Investigation of Frame Differences as Motion Cues for Video Object Segmentation
This work addresses the need for real-time video object segmentation on resource-constrained edge devices, though it is incremental as it adapts an existing method to a new input type.
The study tackled the computational inefficiency of optical flow for motion cues in automatic video object segmentation by proposing frame differences as an alternative, achieving comparable performance to optical flow-based models, especially in videos from stationary cameras.
Automatic Video Object Segmentation (AVOS) refers to the task of autonomously segmenting target objects in video sequences without relying on human-provided annotations in the first frames.
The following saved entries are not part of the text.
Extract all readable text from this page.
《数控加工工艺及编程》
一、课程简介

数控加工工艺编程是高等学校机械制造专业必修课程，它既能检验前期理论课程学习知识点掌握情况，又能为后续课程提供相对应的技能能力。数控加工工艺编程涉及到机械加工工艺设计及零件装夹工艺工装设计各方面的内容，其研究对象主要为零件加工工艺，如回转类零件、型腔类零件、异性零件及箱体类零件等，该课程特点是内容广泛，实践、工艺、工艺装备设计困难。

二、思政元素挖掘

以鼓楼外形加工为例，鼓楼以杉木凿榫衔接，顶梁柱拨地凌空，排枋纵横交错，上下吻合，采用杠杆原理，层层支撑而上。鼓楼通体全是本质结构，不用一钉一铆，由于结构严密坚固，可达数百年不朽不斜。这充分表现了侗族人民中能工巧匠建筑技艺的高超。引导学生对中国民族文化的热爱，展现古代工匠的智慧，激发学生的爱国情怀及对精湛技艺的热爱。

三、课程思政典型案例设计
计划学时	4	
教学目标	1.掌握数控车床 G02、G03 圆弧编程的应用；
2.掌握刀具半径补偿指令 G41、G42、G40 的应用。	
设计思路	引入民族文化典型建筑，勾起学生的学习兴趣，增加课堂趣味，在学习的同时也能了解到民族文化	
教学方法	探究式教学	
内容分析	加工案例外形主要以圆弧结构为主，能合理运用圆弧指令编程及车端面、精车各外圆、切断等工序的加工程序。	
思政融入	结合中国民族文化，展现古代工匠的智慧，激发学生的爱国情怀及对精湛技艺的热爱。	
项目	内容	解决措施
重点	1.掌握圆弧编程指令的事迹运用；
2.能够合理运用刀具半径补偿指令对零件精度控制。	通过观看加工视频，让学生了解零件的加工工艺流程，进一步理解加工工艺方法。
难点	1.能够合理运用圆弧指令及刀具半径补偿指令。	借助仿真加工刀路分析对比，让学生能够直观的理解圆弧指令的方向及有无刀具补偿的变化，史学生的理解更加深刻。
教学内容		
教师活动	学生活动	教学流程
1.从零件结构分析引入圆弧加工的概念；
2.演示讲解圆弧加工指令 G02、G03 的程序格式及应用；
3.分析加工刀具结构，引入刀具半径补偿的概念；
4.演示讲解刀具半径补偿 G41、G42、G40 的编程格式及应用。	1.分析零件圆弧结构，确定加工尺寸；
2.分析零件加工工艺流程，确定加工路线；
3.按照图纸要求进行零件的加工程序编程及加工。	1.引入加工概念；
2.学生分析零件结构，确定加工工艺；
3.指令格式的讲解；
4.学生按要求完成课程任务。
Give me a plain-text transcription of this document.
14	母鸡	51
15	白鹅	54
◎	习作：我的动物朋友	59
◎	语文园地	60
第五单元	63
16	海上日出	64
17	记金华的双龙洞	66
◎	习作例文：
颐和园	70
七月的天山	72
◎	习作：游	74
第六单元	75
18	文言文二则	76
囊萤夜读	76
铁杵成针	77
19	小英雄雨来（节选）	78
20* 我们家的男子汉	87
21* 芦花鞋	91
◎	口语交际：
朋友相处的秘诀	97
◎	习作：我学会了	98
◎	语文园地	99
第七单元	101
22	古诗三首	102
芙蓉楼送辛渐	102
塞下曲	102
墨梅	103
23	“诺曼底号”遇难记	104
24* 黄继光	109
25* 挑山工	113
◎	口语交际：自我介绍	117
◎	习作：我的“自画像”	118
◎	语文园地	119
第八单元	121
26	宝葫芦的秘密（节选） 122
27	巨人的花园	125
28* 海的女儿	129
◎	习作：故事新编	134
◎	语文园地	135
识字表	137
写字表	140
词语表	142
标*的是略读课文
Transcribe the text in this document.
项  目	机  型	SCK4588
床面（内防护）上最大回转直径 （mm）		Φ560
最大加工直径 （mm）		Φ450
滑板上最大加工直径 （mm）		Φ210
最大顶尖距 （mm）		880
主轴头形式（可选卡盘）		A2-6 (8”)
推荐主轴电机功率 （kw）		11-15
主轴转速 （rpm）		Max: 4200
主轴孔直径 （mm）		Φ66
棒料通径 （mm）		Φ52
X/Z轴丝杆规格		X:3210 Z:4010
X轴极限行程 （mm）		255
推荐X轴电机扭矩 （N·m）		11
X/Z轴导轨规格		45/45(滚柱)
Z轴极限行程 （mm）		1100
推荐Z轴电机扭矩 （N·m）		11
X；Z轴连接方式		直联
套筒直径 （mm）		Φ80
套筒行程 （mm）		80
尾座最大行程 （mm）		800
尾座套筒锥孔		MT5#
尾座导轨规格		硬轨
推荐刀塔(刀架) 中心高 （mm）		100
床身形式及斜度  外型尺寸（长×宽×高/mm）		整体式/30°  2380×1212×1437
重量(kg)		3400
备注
In AVOS, the use of motion information is crucial, with optical flow being a commonly employed method for capturing motion cues. However, the computation of optical flow is resource-intensive, making it unsuitable for real-time applications, especially on edge devices with limited computational resources. In this study, we propose using frame differences as an alternative to optical flow for motion cue extraction. We developed an extended U-Net-like AVOS model that takes a frame on which segmentation is performed and a frame difference as inputs, and outputs an estimated segmentation map. Our experimental results demonstrate that the proposed model achieves performance comparable to the model with optical flow as an input, particularly when applied to videos captured by stationary cameras. Our results suggest the usefulness of employing frame differences as motion cues in cases with limited computational resources.